Pod-to-Service communication

When creating a new Kubernetes Service, a new virtual IP is created on your behalf. Anywhere within the cluster, traffic addressed to this virtual IP will be routed or load-balanced to the Pod or Pods associated with the Service. Kubernetes use a networking framework built in to Linux kernel called netfilter.

iptables is a user-space utility program that allows a system administrator to configure the IP packet filter rules of the Linux kernel firewall, implemented as different Netfilter modules. In Kubernetes, iptables rules are configured by the kube-proxy controller that watches the Kubernetes API for changes. Creation of a service or change of the pod ip will trigger iptables rules update on the host. When a traffic destined for a Service’s virtual IP is detected the kube-proxy select a random pod ip from the set of available Pods and manipulate the iptables rules to change the destination ip in the package to it.
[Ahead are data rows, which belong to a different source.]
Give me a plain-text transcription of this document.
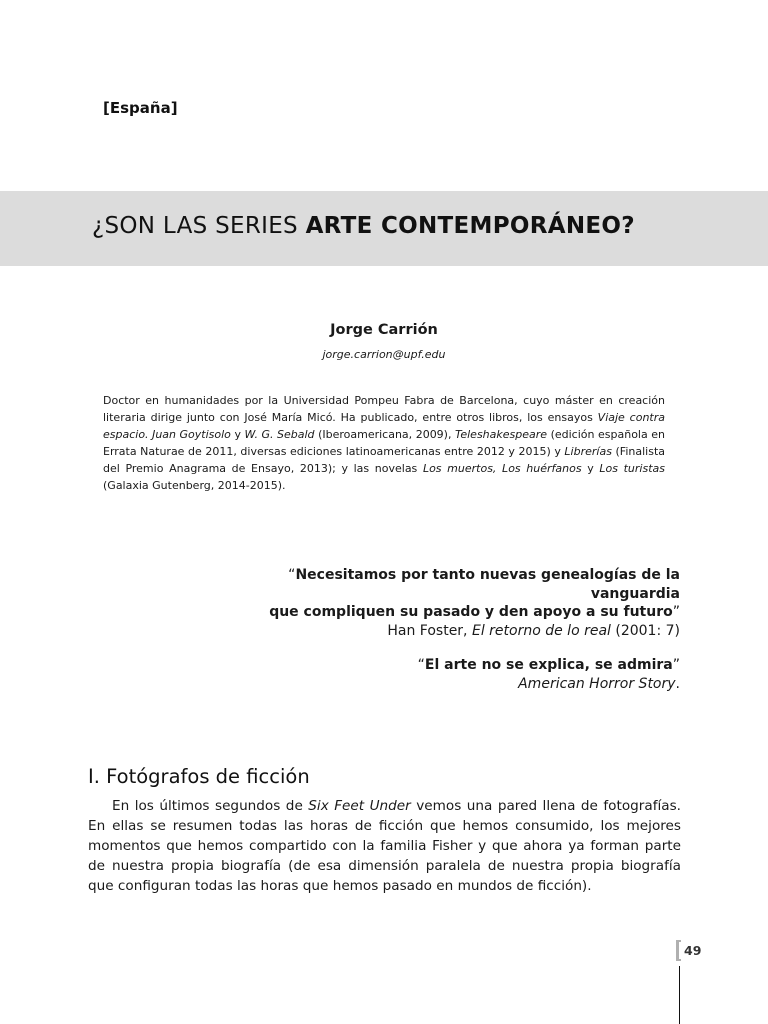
[España]
¿SON LAS SERIES ARTE CONTEMPORÁNEO?
Jorge Carrión
jorge.carrion@upf.edu

Doctor en humanidades por la Universidad Pompeu Fabra de Barcelona, cuyo máster en creación literaria dirige junto con José María Micó. Ha publicado, entre otros libros, los ensayos Viaje contra espacio. Juan Goytisolo y W. G. Sebald (Iberoamericana, 2009), Teleshakespeare (edición española en Errata Naturae de 2011, diversas ediciones latinoamericanas entre 2012 y 2015) y Librerías (Finalista del Premio Anagrama de Ensayo, 2013); y las novelas Los muertos, Los huérfanos y Los turistas (Galaxia Gutenberg, 2014-2015).

“Necesitamos por tanto nuevas genealogías de la vanguardia
que compliquen su pasado y den apoyo a su futuro”
Han Foster, El retorno de lo real (2001: 7)

“El arte no se explica, se admira”
American Horror Story.

I. Fotógrafos de ficción

En los últimos segundos de Six Feet Under vemos una pared llena de fotografías. En ellas se resumen todas las horas de ficción que hemos consumido, los mejores momentos que hemos compartido con la familia Fisher y que ahora ya forman parte de nuestra propia biografía (de esa dimensión paralela de nuestra propia biografía que configuran todas las horas que hemos pasado en mundos de ficción).

49
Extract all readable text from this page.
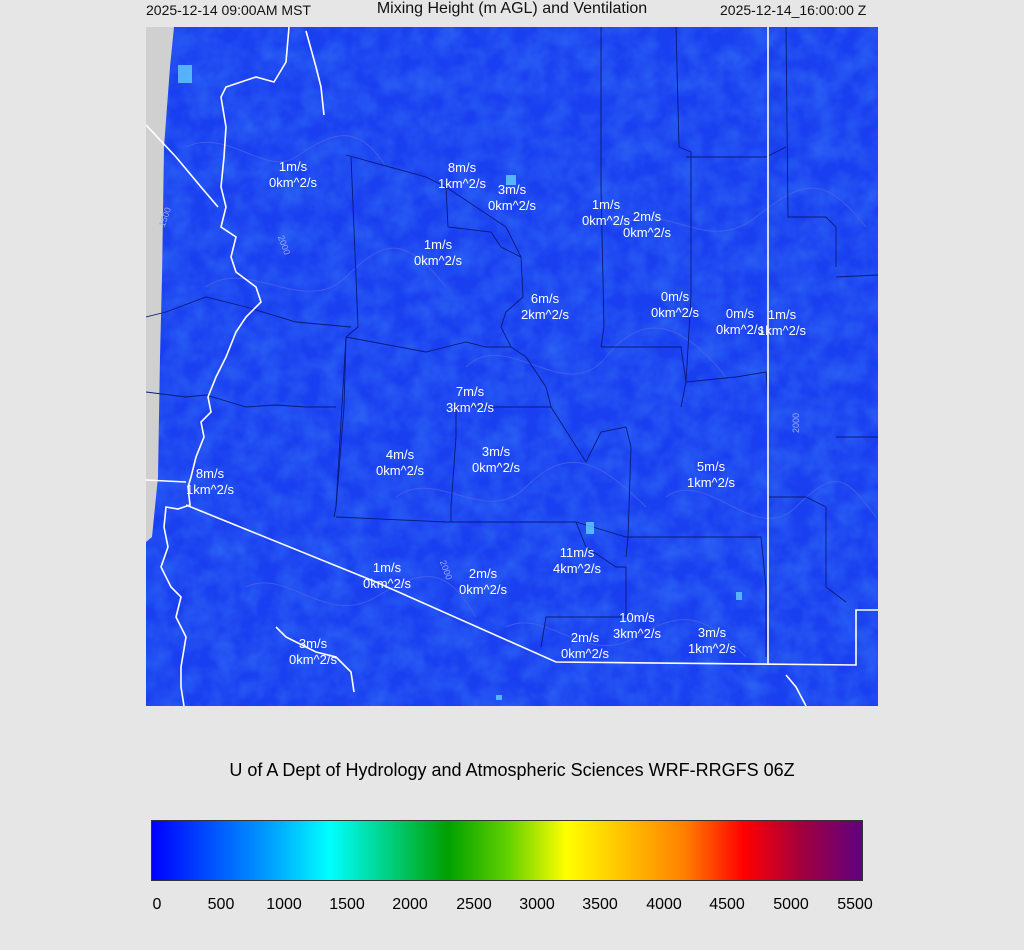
2025-12-14 09:00AM MST	Mixing Height (m AGL) and Ventilation	2025-12-14_16:00:00 Z
1500
2000
2000
2000
1m/s
0km^2/s
8m/s
1km^2/s 3m/s
0km^2/s	1m/s
0km^2/s 2m/s
0km^2/s
1m/s
0km^2/s
6m/s
2km^2/s
0m/s
0km^2/s	0m/s
0km^2/s
1m/s
1km^2/s
7m/s
3km^2/s
4m/s
0km^2/s
3m/s
0km^2/s	5m/s
1km^2/s
8m/s
1km^2/s
11m/s
4km^2/s
1m/s
0km^2/s
2m/s
0km^2/s
10m/s
3km^2/s	3m/s
1km^2/s
2m/s
0km^2/s
3m/s
0km^2/s
U of A Dept of Hydrology and Atmospheric Sciences WRF-RRGFS 06Z
0	500 1000 1500 2000 2500 3000 3500 4000 4500 5000 5500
This method is called destination nat. In the return path iptables again rewrites the IP header to replace the Pod IP with the Service’s IP. The path taken by a packet through the networking stack is depicted in the figure shown below:

Pod to Service

In the iptables perspective:

iptables structure

IPVS

Since verion 1.11 Kubernetes includes a second option for load balancing. IPVS (IP Virtual Server) is also built on top of netfilter and implements load balancing as part of the Linux kernel. IPVS can direct requests for TCP- and UDP-based services to the real servers, and make services of the real servers appear as virtual services on a single IP address. When creating a Service load balanced with IPVS, three things happen: a dummy IPVS interface is created on the Node, the Service’s IP address is bound to the dummy IPVS interface, and IPVS servers are created for each Service IP address.

Pod to Service

eBPF

Some Network plugin is Kubernetes can act as a replacement for kube-proxy like Calico and Cilium. They use eBPF as a solution to solve the load-balancing problem.

What is eBPF?

eBPF is a virtual machine embedded within the Linux kernel. It allows small programs to be loaded into the kernel, and attached to hooks, which are triggered when some event occurs. This allows the behavior of the kernel to be (sometimes heavily) customized. While the eBPF virtual machine is the same for each type of hook, the capabilities of the hooks vary considerably. Since loading programs into the kernel could be dangerous; the kernel runs all programs through a very strict static verifier; the verifier sandboxes the program, ensuring it can only access allowed parts of memory and ensuring that it must terminate quickly.

eBPF dataplane attaches eBPF programs to hooks on each bridge interface as well as your data and tunnel interfaces. This allows Calico or Cilium to spot workload packets early and handle them through a fast-path that bypasses iptables and other packet processing that the kernel would normally do.